История русской литературы второй половины XX века. Том II. 1953-1993. В авторской редакции
Шрифт:
«Посидел он за столом как бы в раздумье, и не мне, – вспоминал Федор Шахмагонов, – отвечая своим советникам, как бы про себя, произнёс: «Индульгенции на прощение грехов я не покупаю».
А мне пора было понять, какой пролёг водораздел между советскими писателями и «советским» писателем Шолоховым. Ушли на это понимание годы. Горная вершина между холмиками, да и холмики ныне с землёй сравнялись…» (Шахмагонов Ф. Бремя «Тихого Дона» // Плата за страх: Сборник. М., 1998. С. 159). Этот рассказ Шолохова о Сталине заинтересовал службы безопасности, вызвали на допрос Ф. Шахмагонова, который пересказал свою беседу в службе безопасности Шолохову, а Шолохов, выслушав, сказал, что и его в ЦК КПСС спрашивали: «– От Сталина вопрос?» Шолохов покачал головой. «– Нет, не от Сталина. Кто-то боится нарушения равновесия. А ну как и в самом деле напишу этот рассказ? Литературной славы это мне не прибавит, а вот политический вес как бы не перевесил Сашу Фадеева и все иные писательские авторитеты. Большая драка затеется в писательском мире. Мне она не нужна» (курсив мой. – В. П. Там же.
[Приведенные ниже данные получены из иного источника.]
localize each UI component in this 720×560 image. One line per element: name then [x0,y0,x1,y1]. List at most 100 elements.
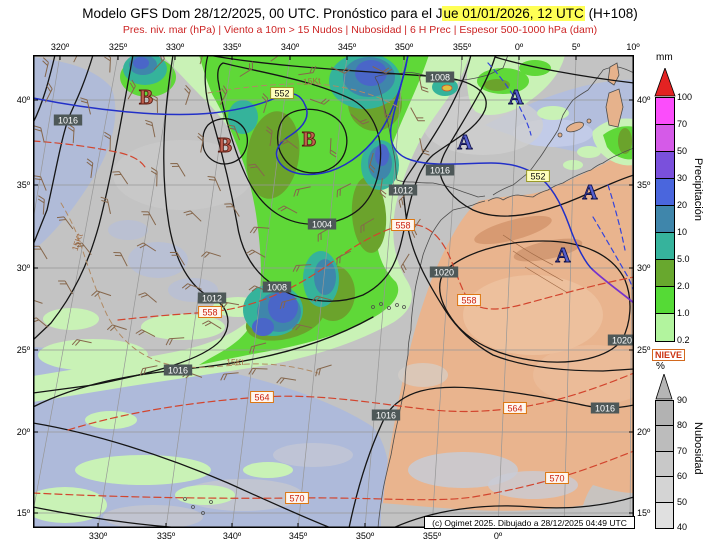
wind-barb [86,158,94,178]
axis-left-lat: 15º [16,508,30,518]
wind-barb [42,57,49,78]
wind-speed-label: 15Kt [303,75,322,87]
svg-text:1020: 1020 [612,336,632,346]
cloud-color-segment [656,426,673,452]
cloud-tick-label: 90 [677,395,688,405]
low-pressure-symbol: B [139,85,153,109]
precip-tick-label: 1.0 [677,308,690,318]
axis-right-lat: 35º [637,180,651,190]
wind-barb [33,125,45,143]
cloud-tick-label: 40 [677,522,688,532]
map-area[interactable]: 1016 1008 1016 1012 1004 1008 1012 1016 1020 1020… [0,42,653,529]
precip-axis-title: Precipitación [692,158,704,221]
wind-barb [106,324,127,332]
wind-barb [220,372,239,381]
axis-bottom-lon: 345º [288,531,308,541]
svg-text:558: 558 [202,308,217,318]
svg-text:570: 570 [549,474,564,484]
wind-barb [71,339,92,346]
axis-left-lat: 25º [16,345,30,355]
axis-bottom-lon: 335º [156,531,176,541]
svg-text:1012: 1012 [202,294,222,304]
wind-barb [239,61,253,77]
wind-barb [139,365,158,376]
svg-text:1016: 1016 [376,411,396,421]
wind-barb [245,249,266,258]
cloud-overflow-arrow-icon [655,374,673,400]
pressure-label: 1016 [163,364,193,376]
pressure-label: 1012 [388,184,418,196]
axis-top-lon: 0º [514,42,524,52]
precip-tick-label: 0.2 [677,335,690,345]
wind-barbs [22,42,430,384]
wind-barb [248,163,265,177]
wind-barb [249,342,267,354]
cloud-axis-title: Nubosidad [692,422,704,475]
wind-barb [400,253,410,274]
precip-color-segment [656,233,674,260]
wind-barb [418,75,429,93]
title-prefix: Modelo GFS Dom 28/12/2025, 00 UTC. Pronó… [82,6,443,21]
wind-barb [309,98,330,105]
axis-top-lon: 340º [280,42,300,52]
precip-tick-label: 100 [677,92,693,102]
wind-barb [104,131,111,151]
precip-color-segment [656,152,674,179]
low-pressure-symbol: B [218,133,232,157]
axis-top-lon: 330º [165,42,185,52]
high-pressure-symbol: A [582,180,598,204]
thickness-label-warm: 564 [250,391,274,403]
cloud-tick-label: 50 [677,496,688,507]
wind-barb [112,171,129,185]
thickness-label-cold: 552 [270,87,294,99]
cloud-color-segment [656,451,673,478]
precip-tick-label: 2.0 [677,281,690,291]
wind-barb [330,66,351,74]
svg-text:558: 558 [461,296,476,306]
pressure-label: 1016 [53,114,83,126]
axis-left-lat: 30º [16,263,30,273]
cloudiness-colorbar [655,400,674,529]
wind-barb [56,216,74,230]
svg-text:552: 552 [274,89,289,99]
wind-barb [44,82,53,103]
wind-barb [368,152,376,173]
copyright-box: (c) Ogimet 2025. Dibujado a 28/12/2025 0… [424,516,635,529]
axis-top-lon: 5º [571,42,581,52]
precip-color-segment [656,287,674,314]
wind-barb [249,226,270,234]
svg-text:1020: 1020 [434,268,454,278]
svg-text:1008: 1008 [430,73,450,83]
axis-right-lat: 25º [637,345,651,355]
axis-left-lat: 20º [16,427,30,437]
axis-top-lon: 10º [626,42,640,52]
wind-barb [150,94,158,113]
wind-barb [135,329,156,338]
wind-barb [136,242,157,252]
precip-tick-label: 70 [677,119,688,129]
axis-bottom-lon: 355º [422,531,442,541]
coastlines [183,54,635,529]
precip-color-segment [656,98,674,125]
map-border [33,55,634,528]
pressure-label: 1004 [307,218,337,230]
svg-text:1016: 1016 [58,116,78,126]
axis-bottom-lon: 340º [222,531,242,541]
cloud-tick-label: 80 [677,420,688,431]
chart-legend-subtitle: Pres. niv. mar (hPa) | Viento a 10m > 15… [122,24,598,36]
precip-unit-label: mm [656,52,673,63]
wind-barb [169,251,186,266]
pressure-label: 1008 [262,281,292,293]
wind-barb [183,210,202,222]
wind-barb [207,176,221,192]
wind-barb [100,196,111,215]
wind-barb [202,320,222,330]
wind-barb [33,175,47,191]
precip-color-segment [656,314,674,341]
axis-right-lat: 30º [637,263,651,273]
axis-top-lon: 320º [50,42,70,52]
thickness-label-warm: 558 [198,306,222,318]
precip-color-segment [656,125,674,152]
precip-tick-label: 20 [677,200,688,210]
svg-text:1016: 1016 [430,166,450,176]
«Едем, Михаил. Я на час передвинул твою встречу! Хозяин не будет тебя ждать!
– Я год ждал…
Не так-то громко были произнесены эти слова, а прозвучали как гром. Невозможные, вне логики того времени…
Лицо Поскрёбышева ничего не выразило, однако почувствовалось, что в душе он содрогнулся.
Шолохов, странно посмеиваясь, извлек из кармана галифе вторую бутылку и поставил её на стол. Не простившись, ни слова не молвив, Поскрёбышев задернул занавески и ушёл» (Там же. С. 168). Так трагически закончилась «ошибка» Шолохова в «Тихом Доне».
Эта «ошибка» Шолохова и вся история вокруг неё насторожили Хрущёва, когда ему доложили о главах нового романа, и Маленков познакомил его с Шолоховым, рассказавшим ему о запрете Суслова печатать эти главы. Хрущёв решил ознакомиться с главами «Поднятой целины». Во время отпуска читал эти главы Хрущёву помощник по идеологическим вопросам В.С. Лебедев. Хрущёву главы романа понравились, «Тихий Дон» он читал до войны, а «Поднятую целину» так и не прочитал. Прочитали и первую книгу «Поднятой целины». А потом, по воспоминаниям Ф. Шахмагонова, Хрущёв спросил Лебедева, надо ли печатать эти главы второй книги романа в «Правде». Надо, ответил Лебедев, ничто из текущей литературы и рядом не стоит с шолоховским талантом. Хрущёв согласился, действительно, в «Правде» «не зазорно печатать Шолохова». «В марте 1955 года, – вспоминал Ф. Шахмагонов, – «Правда» возобновила публикацию глав из романа «Поднятая целина». Сделано это было по прямому указанию Хрущёва.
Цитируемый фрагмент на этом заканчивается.